Docker Compose does not allow to use local images

The following command fails, trying to pull image from the Docker Hub:

$ docker-compose up -d
Pulling web-server (web-server:staging)...
ERROR: repository web-server not found: does not exist or no pull access

But I just want to use a local version of the image, which exists:

$ docker images
REPOSITORY           TAG                 IMAGE ID            CREATED             SIZE
web-server           staging             b94573990687        7 hours ago         365MB

Why Docker doesn't search among locally stored images?


This is my Docker Compose file:

version: '3'
services:
  chat-server:
    image: chat-server:staging
    ports:
      - "8110:8110"
  web-server:
    image: web-server:staging
    ports:
      - "80:80"
      - "443:443"
      - "8009:8009"
      - "8443:8443"

and my .env file:

DOCKER_HOST=tcp://***.***.**.**:2376
DOCKER_TLS_VERIFY=true 
DOCKER_CERT_PATH=/Users/Victor/Documents/Development/projects/.../target/docker

Solution 1:

In general, this should work as you describe it.
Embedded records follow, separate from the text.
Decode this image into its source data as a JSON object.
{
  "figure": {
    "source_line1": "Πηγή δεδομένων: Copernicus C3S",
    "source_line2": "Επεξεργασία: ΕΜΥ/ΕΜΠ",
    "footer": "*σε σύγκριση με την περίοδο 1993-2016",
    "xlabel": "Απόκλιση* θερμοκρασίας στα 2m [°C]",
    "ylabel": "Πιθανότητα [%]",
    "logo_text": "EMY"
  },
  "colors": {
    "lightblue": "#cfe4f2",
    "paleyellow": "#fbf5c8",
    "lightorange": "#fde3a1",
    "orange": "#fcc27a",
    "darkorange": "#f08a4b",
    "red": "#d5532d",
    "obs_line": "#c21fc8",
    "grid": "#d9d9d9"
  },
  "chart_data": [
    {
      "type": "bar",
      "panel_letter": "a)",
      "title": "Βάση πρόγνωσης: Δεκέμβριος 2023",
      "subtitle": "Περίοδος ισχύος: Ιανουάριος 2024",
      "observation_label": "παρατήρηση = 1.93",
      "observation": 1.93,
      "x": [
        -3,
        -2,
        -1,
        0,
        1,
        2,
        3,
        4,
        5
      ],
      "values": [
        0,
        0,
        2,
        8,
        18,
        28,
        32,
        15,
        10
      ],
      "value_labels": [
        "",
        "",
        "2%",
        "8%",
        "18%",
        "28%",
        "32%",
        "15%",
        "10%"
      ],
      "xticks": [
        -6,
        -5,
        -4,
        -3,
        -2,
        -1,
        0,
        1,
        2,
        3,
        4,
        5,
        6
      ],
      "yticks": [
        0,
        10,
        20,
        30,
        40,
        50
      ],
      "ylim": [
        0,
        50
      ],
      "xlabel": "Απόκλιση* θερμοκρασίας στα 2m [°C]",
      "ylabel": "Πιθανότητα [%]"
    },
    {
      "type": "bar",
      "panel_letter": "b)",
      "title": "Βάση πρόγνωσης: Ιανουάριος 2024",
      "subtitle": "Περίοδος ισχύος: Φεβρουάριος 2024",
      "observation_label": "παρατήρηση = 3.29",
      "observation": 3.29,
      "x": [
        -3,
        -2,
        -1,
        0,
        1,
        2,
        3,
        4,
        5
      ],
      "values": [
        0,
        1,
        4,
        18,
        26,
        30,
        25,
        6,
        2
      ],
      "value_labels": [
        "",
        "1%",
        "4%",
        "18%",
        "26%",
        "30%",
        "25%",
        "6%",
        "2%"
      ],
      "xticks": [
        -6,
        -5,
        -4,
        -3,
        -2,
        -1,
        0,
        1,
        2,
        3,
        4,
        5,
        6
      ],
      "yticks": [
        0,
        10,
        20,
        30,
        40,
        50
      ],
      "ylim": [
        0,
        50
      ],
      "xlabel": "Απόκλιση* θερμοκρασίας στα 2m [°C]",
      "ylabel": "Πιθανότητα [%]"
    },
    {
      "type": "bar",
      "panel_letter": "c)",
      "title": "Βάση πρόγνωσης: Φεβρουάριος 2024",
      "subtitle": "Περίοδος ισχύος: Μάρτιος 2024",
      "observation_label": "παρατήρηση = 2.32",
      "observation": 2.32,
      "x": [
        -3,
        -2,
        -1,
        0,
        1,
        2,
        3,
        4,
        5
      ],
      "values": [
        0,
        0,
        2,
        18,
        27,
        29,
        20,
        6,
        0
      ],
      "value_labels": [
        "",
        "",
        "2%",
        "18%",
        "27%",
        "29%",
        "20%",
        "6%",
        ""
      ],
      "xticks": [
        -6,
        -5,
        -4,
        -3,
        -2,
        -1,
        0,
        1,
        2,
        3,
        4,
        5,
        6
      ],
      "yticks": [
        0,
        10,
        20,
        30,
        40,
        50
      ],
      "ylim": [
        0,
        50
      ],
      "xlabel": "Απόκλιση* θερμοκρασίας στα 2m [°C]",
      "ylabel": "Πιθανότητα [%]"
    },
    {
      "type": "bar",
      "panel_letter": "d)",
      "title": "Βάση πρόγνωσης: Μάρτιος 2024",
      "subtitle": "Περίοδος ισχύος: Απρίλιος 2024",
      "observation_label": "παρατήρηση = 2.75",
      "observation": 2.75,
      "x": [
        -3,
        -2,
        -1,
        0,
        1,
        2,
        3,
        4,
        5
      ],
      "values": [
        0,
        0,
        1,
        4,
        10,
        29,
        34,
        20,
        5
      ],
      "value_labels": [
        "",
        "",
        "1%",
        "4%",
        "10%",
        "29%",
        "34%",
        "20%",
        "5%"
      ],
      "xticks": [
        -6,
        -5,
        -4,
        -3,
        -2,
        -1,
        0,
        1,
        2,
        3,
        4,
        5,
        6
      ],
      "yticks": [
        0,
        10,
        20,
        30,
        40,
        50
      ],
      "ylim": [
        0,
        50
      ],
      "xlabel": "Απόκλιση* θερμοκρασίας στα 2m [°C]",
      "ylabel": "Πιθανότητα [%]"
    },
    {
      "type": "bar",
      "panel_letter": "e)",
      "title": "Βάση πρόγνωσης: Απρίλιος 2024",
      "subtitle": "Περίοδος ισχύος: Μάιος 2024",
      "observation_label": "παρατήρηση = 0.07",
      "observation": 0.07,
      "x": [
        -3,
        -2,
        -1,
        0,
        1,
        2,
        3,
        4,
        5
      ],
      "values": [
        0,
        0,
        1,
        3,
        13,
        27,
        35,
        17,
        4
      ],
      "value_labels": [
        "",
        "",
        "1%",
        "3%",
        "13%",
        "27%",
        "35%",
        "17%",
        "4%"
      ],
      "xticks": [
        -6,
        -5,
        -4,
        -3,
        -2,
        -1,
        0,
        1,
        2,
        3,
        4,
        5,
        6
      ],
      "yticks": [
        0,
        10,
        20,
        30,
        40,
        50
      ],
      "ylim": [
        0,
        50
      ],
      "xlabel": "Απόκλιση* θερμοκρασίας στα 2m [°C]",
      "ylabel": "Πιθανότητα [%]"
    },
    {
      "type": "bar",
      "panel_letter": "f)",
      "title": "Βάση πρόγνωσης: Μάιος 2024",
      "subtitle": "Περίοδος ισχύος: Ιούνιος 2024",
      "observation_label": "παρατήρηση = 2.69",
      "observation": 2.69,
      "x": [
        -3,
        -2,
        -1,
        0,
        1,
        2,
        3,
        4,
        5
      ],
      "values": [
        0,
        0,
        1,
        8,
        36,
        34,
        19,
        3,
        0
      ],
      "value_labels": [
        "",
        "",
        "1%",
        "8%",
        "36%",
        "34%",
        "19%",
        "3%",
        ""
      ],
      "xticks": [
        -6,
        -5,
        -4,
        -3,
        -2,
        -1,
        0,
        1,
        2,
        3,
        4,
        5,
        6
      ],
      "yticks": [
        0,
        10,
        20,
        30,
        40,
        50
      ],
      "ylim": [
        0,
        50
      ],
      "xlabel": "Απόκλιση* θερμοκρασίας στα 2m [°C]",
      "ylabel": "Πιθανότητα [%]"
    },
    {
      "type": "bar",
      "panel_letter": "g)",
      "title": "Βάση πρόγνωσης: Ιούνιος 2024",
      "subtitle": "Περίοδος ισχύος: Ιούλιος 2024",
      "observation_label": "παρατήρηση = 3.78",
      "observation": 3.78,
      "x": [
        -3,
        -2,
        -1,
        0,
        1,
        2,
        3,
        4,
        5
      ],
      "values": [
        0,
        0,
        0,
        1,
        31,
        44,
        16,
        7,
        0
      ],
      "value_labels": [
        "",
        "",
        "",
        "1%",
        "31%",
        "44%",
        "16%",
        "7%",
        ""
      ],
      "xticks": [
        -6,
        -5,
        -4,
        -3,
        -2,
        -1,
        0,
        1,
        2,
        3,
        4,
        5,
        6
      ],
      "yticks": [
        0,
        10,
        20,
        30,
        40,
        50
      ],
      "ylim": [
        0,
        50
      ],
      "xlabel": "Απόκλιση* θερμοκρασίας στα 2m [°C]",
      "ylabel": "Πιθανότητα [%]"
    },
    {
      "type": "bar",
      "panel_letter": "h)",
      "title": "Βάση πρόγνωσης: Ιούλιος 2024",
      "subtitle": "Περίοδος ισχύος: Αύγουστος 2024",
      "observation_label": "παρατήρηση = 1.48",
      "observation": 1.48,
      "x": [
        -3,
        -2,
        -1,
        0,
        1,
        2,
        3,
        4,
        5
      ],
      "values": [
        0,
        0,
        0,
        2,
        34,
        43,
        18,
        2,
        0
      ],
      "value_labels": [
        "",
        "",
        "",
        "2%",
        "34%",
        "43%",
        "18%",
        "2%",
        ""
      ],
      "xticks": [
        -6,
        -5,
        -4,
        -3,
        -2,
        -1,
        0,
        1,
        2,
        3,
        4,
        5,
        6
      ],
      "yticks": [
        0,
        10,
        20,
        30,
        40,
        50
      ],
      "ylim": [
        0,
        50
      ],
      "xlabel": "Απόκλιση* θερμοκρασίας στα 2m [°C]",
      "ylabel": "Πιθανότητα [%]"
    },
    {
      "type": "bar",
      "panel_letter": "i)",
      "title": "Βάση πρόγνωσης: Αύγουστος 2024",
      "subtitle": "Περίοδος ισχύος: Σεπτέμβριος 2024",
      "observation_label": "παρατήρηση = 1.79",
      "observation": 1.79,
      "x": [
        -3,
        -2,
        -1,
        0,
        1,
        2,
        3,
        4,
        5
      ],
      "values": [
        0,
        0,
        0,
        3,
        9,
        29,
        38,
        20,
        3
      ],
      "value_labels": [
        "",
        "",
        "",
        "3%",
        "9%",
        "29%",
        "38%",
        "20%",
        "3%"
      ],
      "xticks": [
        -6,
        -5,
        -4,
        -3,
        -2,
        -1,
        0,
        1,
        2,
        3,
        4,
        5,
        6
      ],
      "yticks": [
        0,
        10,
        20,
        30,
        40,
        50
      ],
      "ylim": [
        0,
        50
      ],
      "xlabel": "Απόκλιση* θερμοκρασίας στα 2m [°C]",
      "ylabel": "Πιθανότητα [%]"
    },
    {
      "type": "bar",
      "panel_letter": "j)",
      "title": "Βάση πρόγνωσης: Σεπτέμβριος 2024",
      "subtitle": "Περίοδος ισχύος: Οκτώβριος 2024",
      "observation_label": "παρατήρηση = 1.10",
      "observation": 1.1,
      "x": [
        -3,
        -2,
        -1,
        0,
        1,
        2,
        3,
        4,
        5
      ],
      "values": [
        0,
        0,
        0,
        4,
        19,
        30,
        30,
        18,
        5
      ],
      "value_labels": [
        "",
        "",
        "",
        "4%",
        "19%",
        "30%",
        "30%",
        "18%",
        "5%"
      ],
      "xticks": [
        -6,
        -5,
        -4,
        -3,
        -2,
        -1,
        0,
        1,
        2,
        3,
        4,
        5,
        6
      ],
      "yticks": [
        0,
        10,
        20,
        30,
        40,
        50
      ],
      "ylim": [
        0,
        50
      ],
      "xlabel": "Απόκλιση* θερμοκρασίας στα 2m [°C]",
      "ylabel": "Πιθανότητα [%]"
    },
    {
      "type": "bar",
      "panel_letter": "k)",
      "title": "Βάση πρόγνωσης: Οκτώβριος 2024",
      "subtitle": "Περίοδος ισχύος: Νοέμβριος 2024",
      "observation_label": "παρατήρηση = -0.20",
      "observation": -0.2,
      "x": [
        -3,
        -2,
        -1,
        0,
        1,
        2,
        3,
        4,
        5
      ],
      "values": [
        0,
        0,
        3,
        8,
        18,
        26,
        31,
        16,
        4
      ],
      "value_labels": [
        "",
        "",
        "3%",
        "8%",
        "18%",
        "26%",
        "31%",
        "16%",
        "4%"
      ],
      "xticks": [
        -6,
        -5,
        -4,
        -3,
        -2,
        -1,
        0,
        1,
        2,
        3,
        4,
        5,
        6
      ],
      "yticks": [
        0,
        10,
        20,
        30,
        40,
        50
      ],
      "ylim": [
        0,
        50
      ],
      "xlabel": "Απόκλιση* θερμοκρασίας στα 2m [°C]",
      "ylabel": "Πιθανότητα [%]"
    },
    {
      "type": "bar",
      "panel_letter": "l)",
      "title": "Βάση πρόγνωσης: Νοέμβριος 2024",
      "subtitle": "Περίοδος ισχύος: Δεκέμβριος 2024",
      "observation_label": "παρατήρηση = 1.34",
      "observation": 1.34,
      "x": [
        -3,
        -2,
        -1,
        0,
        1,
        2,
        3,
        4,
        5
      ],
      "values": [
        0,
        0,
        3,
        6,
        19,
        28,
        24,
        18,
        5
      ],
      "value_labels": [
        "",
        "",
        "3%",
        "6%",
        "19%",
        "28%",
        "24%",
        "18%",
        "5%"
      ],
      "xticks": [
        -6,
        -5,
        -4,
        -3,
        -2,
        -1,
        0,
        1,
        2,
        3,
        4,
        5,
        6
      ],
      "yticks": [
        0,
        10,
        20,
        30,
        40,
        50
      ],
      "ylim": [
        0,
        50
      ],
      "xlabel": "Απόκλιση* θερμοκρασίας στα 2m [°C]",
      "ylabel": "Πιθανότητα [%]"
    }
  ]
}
Tried to reproduce it, but it simply worked...

Folder structure:

.
├── docker-compose.yml
└── Dockerfile

Content of Dockerfile:

FROM alpine
CMD ["echo", "i am groot"]

Build and tag image:

docker build -t groot .
docker tag groot:latest groot:staging

with docker-compose.yml:

version: '3.1'
services:
  groot:
    image: groot:staging

and start docker-compose:

$ docker-compose up
Creating groot_groot ... 
Creating groot_groot_1 ... done
Attaching to groot_groot_1
groot_1  | i am groot
groot_groot_1 exited with code 0

Solution 2:

In your docker-compose.yml, you can specify build: . instead of build: <username>/repo> for local builds (rather than pulling from docker-hub) - I can't verify this yet, but I believe you may be able to do relative paths for multiple services to the docker-compose file.

services:
  app:
    build: .

Reference: https://github.com/gvilarino/docker-workshop

Solution 3:

March-09-2020 EDIT:

(docker version 18.09.9-ce build 039a7df, dockercompose version 1.24.0, build 0aa59064)

I found that to just create a docker container, you can just docker-compose 'up -d' after tagging the container with a fake local registry server tag (localhost:5000/{image}).

$ docker tag {imagename}:{imagetag} localhost:5000/{imagename}:{imagetag}

You don't need to run the local registry server, but need to change the image url in dockercompose yaml file with the fake local registry server url:

version: '3'
services:
web-server:
  image: localhost:5000/{your-image-name} #change from {imagename}:{imagetag} to localhost:5000/{imagename}:{imagetag}
  ports:
    - "80:80"

from {imagename}:{imagetag} to localhost:5000/{imagename}:{imagetag}

and just up -d

$ docker-compose -f {yamlfile}.yaml up -d 

This creates the container if you already have the image (localhost:5000/{imagename}) in your local machine.


Adding to @Tom Saleeba's response,

I still got errors after tagging the container with "/" (for ex: victor-dombrovsky/docker-image:latest) It kept looking for the image from remote docker.io server.

registry_address/docker-image

It seems the url before "/" is the registry address and after "/" is the image name. and without "/" provided, docker-compose by default looks for the image from the remote docker.io.

It guess it's a known bug with docker-compose

I finally got it working by running the local registry, pushing the image to the local registry with the registry tag, and pulling the image from the local registry.

$ docker run -d -p 5000:5000 --restart=always --name registry registry:2
$ docker tag your-image-name:latest localhost:5000/your-image-name
$ docker push localhost:5000/your-image-name

and then change the image url in the dockerfile:

version: '3'
services:
  chat-server:
    image: chat-server:staging
    ports:
      - "8110:8110"
  web-server:
    image: localhost:5000/{your-image-name} #####change here
    ports:
      - "80:80"
      - "443:443"
      - "8009:8009"
      - "8443:8443"

Similarly for the chat-server image.

Solution 4:

Version >1.23 (2019 and newer)

Easiest way is to change image to build: and reference the Dockerfile in the relative directory, as shown below:

version: '3.0'
services:
  custom_1:
    build:
      context: ./my_dir
      dockerfile: Dockerfile

This allows docker-compose to manage the entire build and image orchestration in a single command.

# Rebuild all images
docker-compose build
# Run system
docker-compose up

Solution 5:

You might need to change your image tag to have two parts separated by a slash /. So instead of

chat-server:staging

do something like:

victor-dombrovsky/chat-server:staging

I think there's some logic behind Docker tags and "one part" tags are interpreted as official images coming from DockerHub.